Biliyorum; yine “solculuk yapma” diyeceksiniz ama.
İnanın ki, öyle bir kastım yok.
Zaten, sol itirazın yükseldiği yer değil de, itirazın susturulduğu yer değil mi artık?
Solcunun sağcı, sağcının daha sağcı olduğu bir ideolojik coğrafyamız var
Ve hem sağ, hem de sol, aynı orkestranın akortu bozuk çalgısının ötesine geçebiliyor muki?
İdeolojik yer küremizde kıtalar kayıyor, çözülüyor, parçalanıyor.
Ancak, anlatmak istediğim konunun bunla uzaktan yakından alakası yok, hatta buraya neden ve nasıl geldiğimi de bilmiyorum.

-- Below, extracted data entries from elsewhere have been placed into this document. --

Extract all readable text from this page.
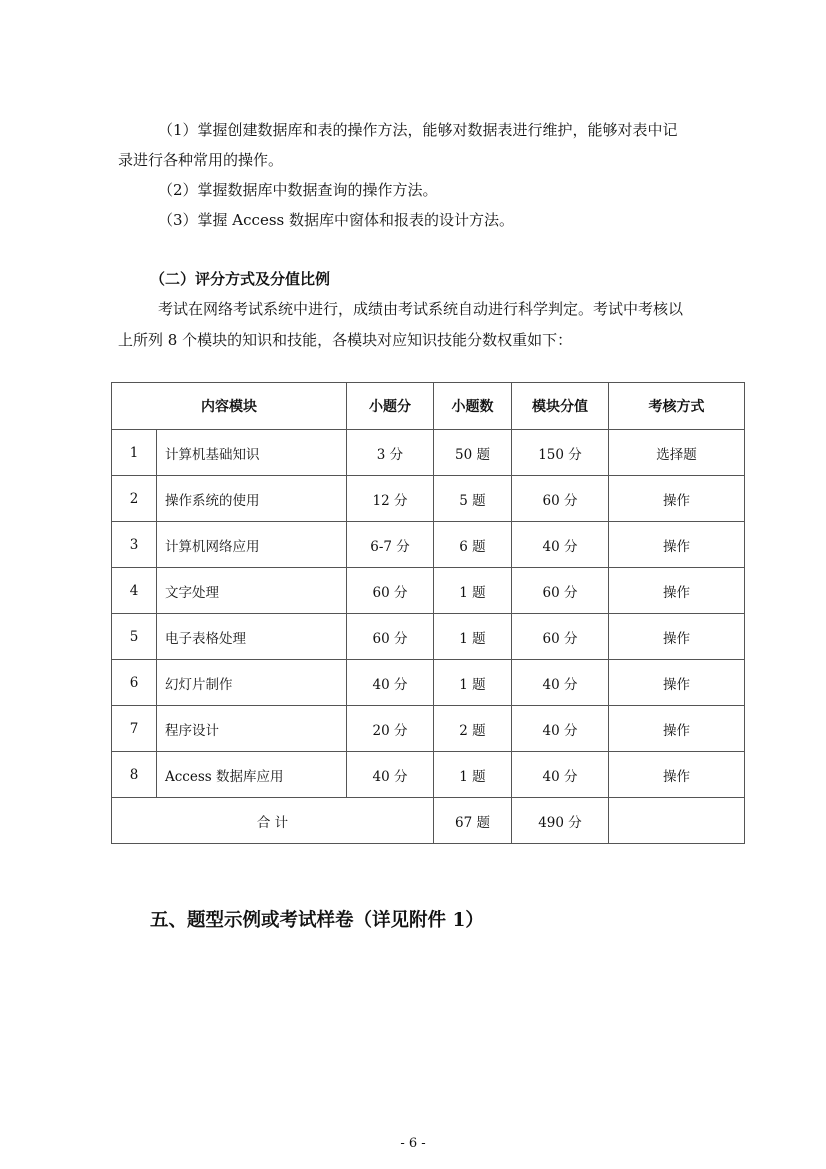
（1）掌握创建数据库和表的操作方法，能够对数据表进行维护，能够对表中记

录进行各种常用的操作。

（2）掌握数据库中数据查询的操作方法。

（3）掌握 Access 数据库中窗体和报表的设计方法。

（二）评分方式及分值比例

考试在网络考试系统中进行，成绩由考试系统自动进行科学判定。考试中考核以

上所列 8 个模块的知识和技能，各模块对应知识技能分数权重如下：

内容模块		小题分	小题数	模块分值	考核方式
1	计算机基础知识	3 分	50 题	150 分	选择题
2	操作系统的使用	12 分	5 题	60 分	操作
3	计算机网络应用	6-7 分	6 题	40 分	操作
4	文字处理	60 分	1 题	60 分	操作
5	电子表格处理	60 分	1 题	60 分	操作
6	幻灯片制作	40 分	1 题	40 分	操作
7	程序设计	20 分	2 题	40 分	操作
8	Access 数据库应用	40 分	1 题	40 分	操作
合 计			67 题	490 分	
五、题型示例或考试样卷（详见附件 1）
- 6 -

Siz “biraz kafa karışıklığı” diyebilirsiniz.
Fotoğrafın altına; “bu fotoğrafa iyi bakın” diye özellikle yazmışlar.
Bakıyorum.
Hane başına düşen gelir 3 kat arttı.
Ver mehteri coşalım…
Hanelerin 3 kat artan bütçelerini bulan iktisatçılar ve bu malumatı sayın maliye bakanımıza söyletenler
500 işçinin akibeti ile ilgili tek bir kelam edemiyor.
Sözlü müdahale zor geliyor besbelli.
Sayılar yetersiz, hesap makineleri çaresiz kalıyor zannedersek.
Gaz kesmek yok.
Eskişehir’in göbeğinde gazlı müdahale …
“İşimi, tazminatımı, maaşımı istiyorum” diyenlerin gözüne gözüne hem de.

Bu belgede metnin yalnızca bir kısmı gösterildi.